The other character in the story, Callie, was portrayed incredibly well. She’s been through a horribly traumatic life, and copes with it in the best way that she can with her limited means — she is a heroin addict. When I first realized this, I wasn’t expected her to be portrayed as amazingly as she was. This isn’t her only defining characteristic, and it shouldn’t be, although so many books seem to rely on addiction as an entire personality. Callie has so many different aspects to her self, just like her sister does. She’s another incredibly complex character, and I loved that her person-hood shone through above and beyond what she does. She’s also disabled, and as a disabled person myself, I thought that it was done really accurately. 

“In many ways, Leigh carried the guilt of two scarred, broken children inside of her heart every single day.”

Even the side characters were done so well. The plot was so full of twists and turns. Early on, I actually said out loud (to myself) that I didn’t like how any of the situation was playing out, but I obviously had to keep reading to find out where it was all going. And I’m glad that I kept reading. It’s a dark and brutal story, but these aren’t trust fund girls who grew up with a silver spoon in their mouth living in high society. They’re girls who grew up in the hood, hurt by people close to them, unprotected, and with nothing to fall back on except each other. And while one might have made it out, that life doesn’t always let you go, especially if you have unfinished business.
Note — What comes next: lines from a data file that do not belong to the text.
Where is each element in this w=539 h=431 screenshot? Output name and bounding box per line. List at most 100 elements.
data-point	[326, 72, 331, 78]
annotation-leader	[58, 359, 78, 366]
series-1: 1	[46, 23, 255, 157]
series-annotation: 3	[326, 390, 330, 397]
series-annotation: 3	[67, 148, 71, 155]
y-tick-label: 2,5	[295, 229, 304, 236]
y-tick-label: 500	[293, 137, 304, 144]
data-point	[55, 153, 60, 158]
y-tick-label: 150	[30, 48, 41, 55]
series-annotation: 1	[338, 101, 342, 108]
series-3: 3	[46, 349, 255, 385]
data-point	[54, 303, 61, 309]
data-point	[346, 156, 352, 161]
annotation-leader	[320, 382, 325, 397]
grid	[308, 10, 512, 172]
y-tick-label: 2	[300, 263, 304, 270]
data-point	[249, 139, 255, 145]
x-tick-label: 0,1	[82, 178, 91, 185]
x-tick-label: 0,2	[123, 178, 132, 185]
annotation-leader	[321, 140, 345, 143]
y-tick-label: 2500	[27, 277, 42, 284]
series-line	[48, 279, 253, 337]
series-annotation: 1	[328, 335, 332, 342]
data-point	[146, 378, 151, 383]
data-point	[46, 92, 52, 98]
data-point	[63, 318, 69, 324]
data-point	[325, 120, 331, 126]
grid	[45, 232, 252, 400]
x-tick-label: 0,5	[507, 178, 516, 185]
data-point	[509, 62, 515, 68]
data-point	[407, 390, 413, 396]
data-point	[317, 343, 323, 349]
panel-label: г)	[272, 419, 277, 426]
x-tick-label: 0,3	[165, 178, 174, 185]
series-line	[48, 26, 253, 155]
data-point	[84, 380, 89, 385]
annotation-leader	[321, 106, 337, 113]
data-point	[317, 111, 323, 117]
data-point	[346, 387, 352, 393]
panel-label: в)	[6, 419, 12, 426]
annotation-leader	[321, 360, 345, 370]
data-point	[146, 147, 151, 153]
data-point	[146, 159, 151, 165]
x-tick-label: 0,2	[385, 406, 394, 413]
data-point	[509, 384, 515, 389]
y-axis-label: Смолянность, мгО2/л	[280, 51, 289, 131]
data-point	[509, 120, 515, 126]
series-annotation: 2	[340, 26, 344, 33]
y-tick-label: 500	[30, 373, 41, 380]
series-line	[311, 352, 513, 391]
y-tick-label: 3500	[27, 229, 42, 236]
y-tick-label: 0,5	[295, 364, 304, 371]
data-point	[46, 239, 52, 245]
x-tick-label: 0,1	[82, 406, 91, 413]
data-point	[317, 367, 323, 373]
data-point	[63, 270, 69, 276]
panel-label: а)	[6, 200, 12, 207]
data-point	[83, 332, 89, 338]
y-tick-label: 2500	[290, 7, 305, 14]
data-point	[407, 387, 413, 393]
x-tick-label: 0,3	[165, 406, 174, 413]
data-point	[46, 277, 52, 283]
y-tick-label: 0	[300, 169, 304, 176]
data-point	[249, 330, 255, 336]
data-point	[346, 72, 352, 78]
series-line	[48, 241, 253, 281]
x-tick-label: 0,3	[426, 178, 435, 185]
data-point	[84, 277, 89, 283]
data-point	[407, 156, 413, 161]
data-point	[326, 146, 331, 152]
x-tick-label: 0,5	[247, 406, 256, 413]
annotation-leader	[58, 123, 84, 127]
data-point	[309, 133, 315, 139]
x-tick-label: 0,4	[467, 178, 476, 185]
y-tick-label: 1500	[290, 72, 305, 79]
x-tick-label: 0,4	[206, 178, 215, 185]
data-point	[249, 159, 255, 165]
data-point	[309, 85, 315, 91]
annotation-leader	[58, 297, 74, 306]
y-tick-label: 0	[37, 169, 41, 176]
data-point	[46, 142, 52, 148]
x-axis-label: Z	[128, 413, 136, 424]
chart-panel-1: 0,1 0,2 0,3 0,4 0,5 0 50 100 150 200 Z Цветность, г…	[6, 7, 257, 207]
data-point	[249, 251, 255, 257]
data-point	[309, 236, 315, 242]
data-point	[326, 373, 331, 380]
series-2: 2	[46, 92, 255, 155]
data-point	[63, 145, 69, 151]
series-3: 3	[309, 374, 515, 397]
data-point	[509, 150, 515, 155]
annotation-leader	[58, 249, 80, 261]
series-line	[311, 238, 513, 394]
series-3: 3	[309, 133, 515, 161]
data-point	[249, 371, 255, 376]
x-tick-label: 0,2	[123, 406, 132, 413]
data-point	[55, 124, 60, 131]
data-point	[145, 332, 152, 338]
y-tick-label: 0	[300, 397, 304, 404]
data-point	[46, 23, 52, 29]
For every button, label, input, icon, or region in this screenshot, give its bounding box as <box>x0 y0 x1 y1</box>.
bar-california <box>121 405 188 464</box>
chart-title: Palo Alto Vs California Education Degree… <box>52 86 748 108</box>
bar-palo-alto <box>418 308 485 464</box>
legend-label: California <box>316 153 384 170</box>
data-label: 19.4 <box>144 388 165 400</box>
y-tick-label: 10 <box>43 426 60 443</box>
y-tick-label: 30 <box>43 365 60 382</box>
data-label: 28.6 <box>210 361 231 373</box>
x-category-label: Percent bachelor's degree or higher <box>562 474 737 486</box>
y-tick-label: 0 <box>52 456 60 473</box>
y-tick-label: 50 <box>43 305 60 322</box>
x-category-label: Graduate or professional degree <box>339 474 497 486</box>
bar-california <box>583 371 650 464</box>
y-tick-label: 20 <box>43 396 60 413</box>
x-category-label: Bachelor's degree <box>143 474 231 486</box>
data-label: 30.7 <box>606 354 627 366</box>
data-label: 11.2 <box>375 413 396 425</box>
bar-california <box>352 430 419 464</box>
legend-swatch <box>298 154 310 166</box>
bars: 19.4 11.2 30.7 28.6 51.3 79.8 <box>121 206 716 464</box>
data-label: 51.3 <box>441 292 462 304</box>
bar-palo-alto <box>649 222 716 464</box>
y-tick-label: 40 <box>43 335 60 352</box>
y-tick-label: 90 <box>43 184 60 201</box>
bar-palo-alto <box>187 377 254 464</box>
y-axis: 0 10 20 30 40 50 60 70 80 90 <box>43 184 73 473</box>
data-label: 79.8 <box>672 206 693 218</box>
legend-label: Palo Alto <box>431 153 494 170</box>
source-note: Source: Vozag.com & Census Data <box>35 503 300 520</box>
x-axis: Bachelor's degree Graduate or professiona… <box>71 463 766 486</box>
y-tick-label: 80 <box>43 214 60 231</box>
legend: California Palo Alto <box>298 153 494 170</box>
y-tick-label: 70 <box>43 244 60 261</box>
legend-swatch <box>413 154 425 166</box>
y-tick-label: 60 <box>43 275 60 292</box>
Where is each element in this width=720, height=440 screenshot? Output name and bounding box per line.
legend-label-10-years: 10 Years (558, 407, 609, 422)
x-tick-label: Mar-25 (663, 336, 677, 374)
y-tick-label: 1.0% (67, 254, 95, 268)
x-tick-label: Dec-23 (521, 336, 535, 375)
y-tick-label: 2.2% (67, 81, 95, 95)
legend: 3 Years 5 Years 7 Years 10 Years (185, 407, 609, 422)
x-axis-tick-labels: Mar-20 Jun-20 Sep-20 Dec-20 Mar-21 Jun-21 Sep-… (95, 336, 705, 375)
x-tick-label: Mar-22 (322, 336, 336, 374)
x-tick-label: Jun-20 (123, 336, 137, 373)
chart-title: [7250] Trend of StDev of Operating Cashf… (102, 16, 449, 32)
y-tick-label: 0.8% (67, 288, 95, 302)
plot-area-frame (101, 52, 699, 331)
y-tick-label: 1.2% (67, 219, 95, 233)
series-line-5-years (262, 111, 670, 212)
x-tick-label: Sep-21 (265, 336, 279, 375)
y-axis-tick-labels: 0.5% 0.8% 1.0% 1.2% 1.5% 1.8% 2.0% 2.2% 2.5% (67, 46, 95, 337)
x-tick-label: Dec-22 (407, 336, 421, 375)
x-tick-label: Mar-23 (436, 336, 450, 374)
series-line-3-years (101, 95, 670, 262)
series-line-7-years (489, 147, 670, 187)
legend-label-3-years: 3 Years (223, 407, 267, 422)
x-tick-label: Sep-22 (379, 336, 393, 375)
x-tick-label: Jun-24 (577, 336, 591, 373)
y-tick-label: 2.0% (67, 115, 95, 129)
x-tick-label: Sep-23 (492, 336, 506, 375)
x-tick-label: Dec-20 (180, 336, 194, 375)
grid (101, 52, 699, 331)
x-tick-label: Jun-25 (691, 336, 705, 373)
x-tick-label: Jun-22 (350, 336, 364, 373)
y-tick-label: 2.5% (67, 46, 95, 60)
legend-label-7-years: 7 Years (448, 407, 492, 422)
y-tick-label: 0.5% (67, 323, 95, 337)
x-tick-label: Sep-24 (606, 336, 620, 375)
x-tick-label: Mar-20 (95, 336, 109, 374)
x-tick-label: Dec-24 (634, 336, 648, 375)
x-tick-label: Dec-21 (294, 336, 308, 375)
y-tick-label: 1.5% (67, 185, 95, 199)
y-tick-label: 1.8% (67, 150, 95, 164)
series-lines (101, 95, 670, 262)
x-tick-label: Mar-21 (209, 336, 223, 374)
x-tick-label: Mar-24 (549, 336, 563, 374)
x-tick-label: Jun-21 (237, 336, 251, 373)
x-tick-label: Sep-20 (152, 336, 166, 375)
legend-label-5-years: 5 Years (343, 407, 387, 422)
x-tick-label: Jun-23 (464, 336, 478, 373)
Karin Slaughter is literally the master of this genre, and if you like mystery/thrillers, she’s the author for you. No one writes a gritty, dark, mystery/thriller like she can.

People who have sat around with me while I’m reading, especially when there’s a surprising reveal, a shocking plot twist, or an unexpected event often look up in alarm when I gasp audibly. The gasp factor is directly related to the number of times I audibly gasp during a reading, and there isn’t an upper limit.